Boys Will Be Boys, If We Stay Silent About ‘Locker Room’ Talk

Trigger warning: This article contains details about sexual harassment which may be triggering to survivors.

This week, screenshots of the private Instagram chat group ‘Bois Locker Room’ made their way online to much outrage.

The group is seemingly full of male students who study in Classes 10 and 11 of  prominent schools in Delhi. The shared screenshots show the boys talking about their underage classmates, the way they look and their dressing sense in a derogatory manner. There’s talk of rape and gangrape – “we will together gangrape her” is one of the comments that could be seen in the screenshots shared. Some photos of girls were even morphed for entertainment.

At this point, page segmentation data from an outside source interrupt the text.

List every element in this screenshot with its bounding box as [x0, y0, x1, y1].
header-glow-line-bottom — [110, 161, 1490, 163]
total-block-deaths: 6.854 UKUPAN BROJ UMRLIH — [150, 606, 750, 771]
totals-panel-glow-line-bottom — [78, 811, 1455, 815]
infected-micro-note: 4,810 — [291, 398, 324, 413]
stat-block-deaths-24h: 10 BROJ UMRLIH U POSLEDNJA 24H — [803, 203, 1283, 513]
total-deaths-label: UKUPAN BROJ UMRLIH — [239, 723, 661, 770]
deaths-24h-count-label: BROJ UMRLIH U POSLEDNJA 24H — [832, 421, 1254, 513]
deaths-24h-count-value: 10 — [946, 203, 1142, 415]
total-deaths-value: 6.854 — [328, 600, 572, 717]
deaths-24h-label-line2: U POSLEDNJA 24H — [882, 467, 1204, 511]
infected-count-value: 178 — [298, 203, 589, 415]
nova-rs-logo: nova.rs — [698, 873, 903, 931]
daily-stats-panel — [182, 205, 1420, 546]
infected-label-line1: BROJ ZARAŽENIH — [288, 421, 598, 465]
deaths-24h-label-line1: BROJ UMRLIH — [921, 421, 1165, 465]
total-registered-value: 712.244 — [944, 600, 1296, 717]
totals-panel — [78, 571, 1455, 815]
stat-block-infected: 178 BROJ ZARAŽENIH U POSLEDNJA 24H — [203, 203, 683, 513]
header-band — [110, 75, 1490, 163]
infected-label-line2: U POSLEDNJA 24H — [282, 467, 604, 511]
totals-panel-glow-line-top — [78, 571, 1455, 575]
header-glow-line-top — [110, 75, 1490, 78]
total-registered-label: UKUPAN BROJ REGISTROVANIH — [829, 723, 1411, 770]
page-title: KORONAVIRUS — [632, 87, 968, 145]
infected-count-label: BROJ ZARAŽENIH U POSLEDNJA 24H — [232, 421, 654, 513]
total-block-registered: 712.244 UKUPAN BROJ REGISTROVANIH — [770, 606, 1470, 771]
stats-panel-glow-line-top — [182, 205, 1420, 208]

The replies and tweets to the various posts exposing the group were revealing. Some social media users also identified a few of the boys involved in the group. They were people they knew. In the aftermath of the leak, some of the women sharing the stories have also allegedly begun receiving threats that their nude photos would be leaked.

Reports have it that some members of the group have been arrested for cyberbullying under Section 66 of the IT Act.

‘Boys will be boys’

Looking at the stories and reading the leaked comments, I was mortified – but hardly surprised.

Why was it unsurprising?

Because phrases like ‘boys will be boys’ are still very much a part of our vocabulary. That ‘adage’ has been bandied about for decades and has long been used as the perfect excuse for toxic masculinity and behaviour that stems from it.

Unless kids learn better from their parents or other influences in their life, when young boys hit puberty, this kind of locker room talk is bound to continue.

Internet chat groups, from time immemorial, have indulged in similar, and often even more repugnant behaviour. Such groups allow for the exchange of misogynistic ideas that would otherwise be frowned upon by creating a space where no one needs to be on their best behaviour.

Essentially, it’s a safe space for hormonal teenagers to let out their inner creep.

This attitude only makes it harder for men to have healthier relationships with women – abusive mindsets are internalised, as are thoughts that it is natural for a man to make demands of a woman.

Just last year, an IB school in Mumbai suspended eight students for making sexually explicit comments about their classmates in a WhatsApp group. Words like “gang bang” and “rape” made appearances. The boys called some of their classmates “trash,” based on their looks. The students also made lewd comments about classmates that they considered were lesbian or gay.

There are those who will trivialise such situations as young people just engaging in “harmless” banter. But they mustn’t forget that such talk is a product of rape culture – a culture in which sexual violence is treated as the norm and victims are blamed for their own assaults.

Why is it normal for men to sexualise every woman? With roots in long-standing patriarchal power structures that were created to benefit men, rape culture has put the onus on women to stay safe. Even online.

Girls and women are told constantly that it’s their responsibility to be safe. As if boys and men have no responsibility to keep themselves in check.

For women, such comments are so much more than vile talk – they make for the very foundation of a society wherein men can objectify and harass them, while invalidating their ambitions and achievements. They take a toll on mental health, cause anxiety and even panic attacks.

The butterfly effect

Some will be quick to point out just how sexualised the accounts of the girls on Instagram are. Some will even go as far as to say that some girls and women take it too far when it comes to ‘revealing’ their bodies on the internet in the name of feminism.

But it is their right – even if we may disagree on whether this is appropriate behaviour by teenagers.

There’s also several factors at play – the lure of social media fame in this age of influencers, of building followers to ensure popularity at school, and of simply wanting to show off their bodies and be bold is a strong one.

Perhaps it’s a level of self love that more of us should aspire to – but are unable to.

There are a lot of women with ‘revealing photos’ on the internet, all of them widely available – from porn stars to influencers of all shapes and sizes. For some, it’s a means to earn, for others it’s about body positivity.

So why aren’t these particular boys obsessing over all of these more famous women? There is an obvious answer, and it is a disconcerting one – the girls who have caught their attention are much closer when it comes to physical distance.

Let’s talk about it

To say ‘these boys are terrible and have to be cancelled’ is also not the right path to take – they are, after all doing exactly what they’re being trained to do – as the girls are also by performing for an internalised male gaze by sexualising themselves from a very early age. As it is, the criminal justice system is a terrible recourse for correcting the bad behaviour and mistakes of teenagers who are at the very first leg of their sexual lives.

But what’s missing in the entire narrative – despite it being about life on social media platforms – is the lack of communication at play. The problem isn’t just the objectification and the hormones on display – it goes far deeper.

If you’re complicit in such behaviour, talk it out, perhaps with someone you trust so that you can navigate the pitfalls with some help. And maybe the next time you hear something that makes you uncomfortable, try to bring attention to it. The bottom line is that we have to stop normalising rape culture.

If we all stay silent, nothing will ever progress. It’s been 16 long years since the infamous DPS MMS scandal in Delhi. Let us not forget with time.